Breakingviews: Schwab-TD merger too appealing for its own good

by Breakingviews.

Some things are so inevitable it makes sense to get them over with. A month ago, that logic drove Charles Schwab and TD Ameritrade to drop commissions on bread-and-butter trades, temporarily wiping $12 billion off their market value. A merger of the two, floated by CNBC on Thursday, would add that much and possibly more. The catch is that it’s too appealing for its own good.

Mergers between brokerages tend to yield huge cost savings. That’s why this particular $80 billion combination has been tossed around for years. Activist investor Jana Partners back in 2007 tried to push TD into merging with Schwab, arguing it could unlock $1 billion of savings.

Today that number looks modest, measured against recent tie-ups. TD recently said it would buy the investment management bits of USAA, a financial firm for military personnel, and rip out 50% of the target’s expenses. Three years ago, TD bought Scottrade for $4 billion and sliced off 60% of its costs, recently saying it had reaped roughly $150 million in revenue synergies too. If Schwab could halve TD’s costs, it would squeeze out $1.5 billion a year.
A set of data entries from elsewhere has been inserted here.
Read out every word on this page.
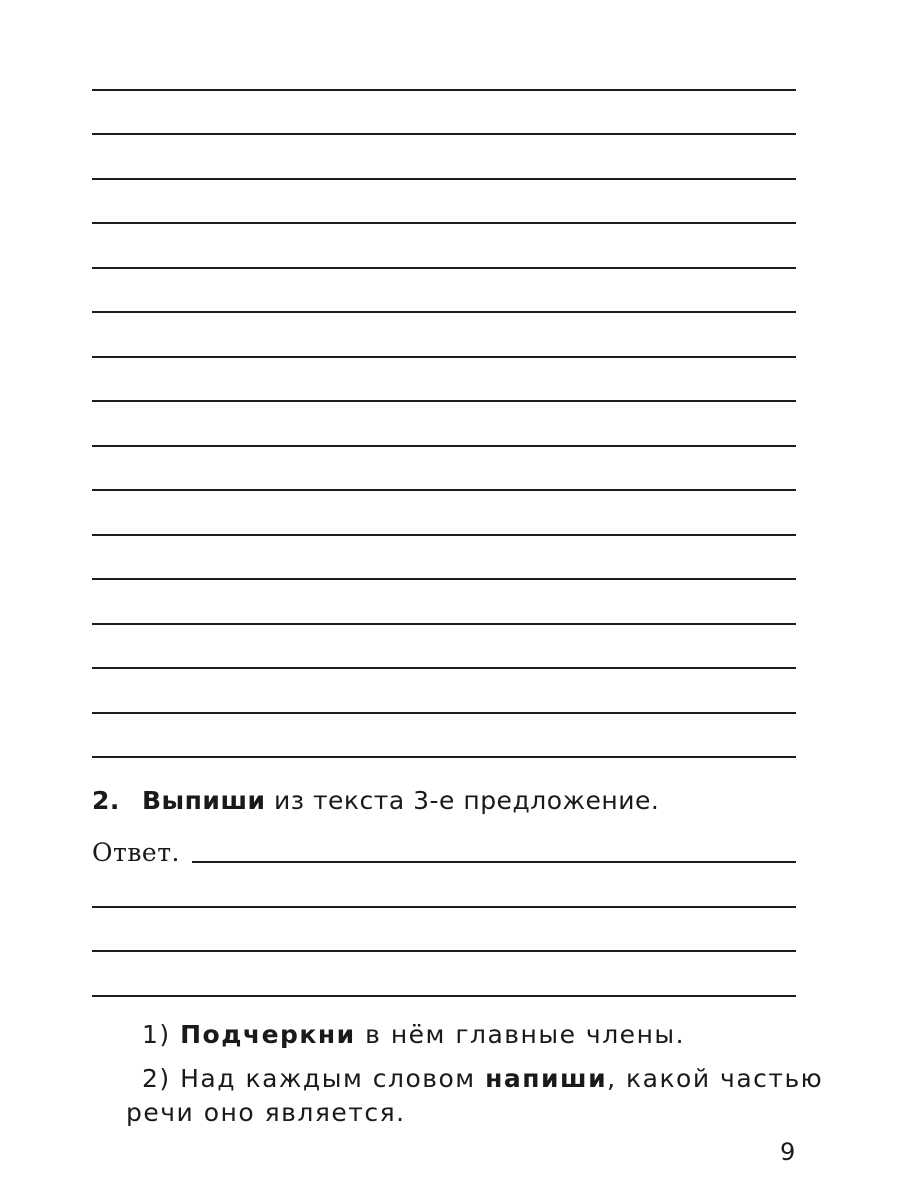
2. Выпиши из текста 3-е предложение.
Ответ.
1) Подчеркни в нём главные члены.
2) Над каждым словом напиши, какой частью
речи оно является.
9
That’s an opportunity, and a problem. It’s probably worth a lump sum of just over $11 billion after tax, enough in theory to pay a premium of 50% to TD. And that’s before revenue that may come from deploying a larger pool of customers’ cash balances cleverly. That, though, gives TD room to ask for a high price.

It certainly should. A Schwab deal would be somewhat opportunistic, since TD’s boss Tim Hockey is due to stand down by February. More importantly, TD has other options. A merger with the smaller E*Trade Financial, half TD’s size by market capitalization, would also create significant savings. Smaller brokerages which previously competed on price have a new reason to seek scale post haste. And an $80 billion merger would be a rag to Washington’s antitrust bulls – another reason for TD to demand danger money.

What’s clear is that mergers will happen one way or another. Brokerage firms face fierce competition dealt by everyone from JPMorgan to nimble upstarts like Robinhood. What Jana argued 12 years ago – that scale is better – still holds true now. The challenge won’t be explaining the benefits, but holding on to them.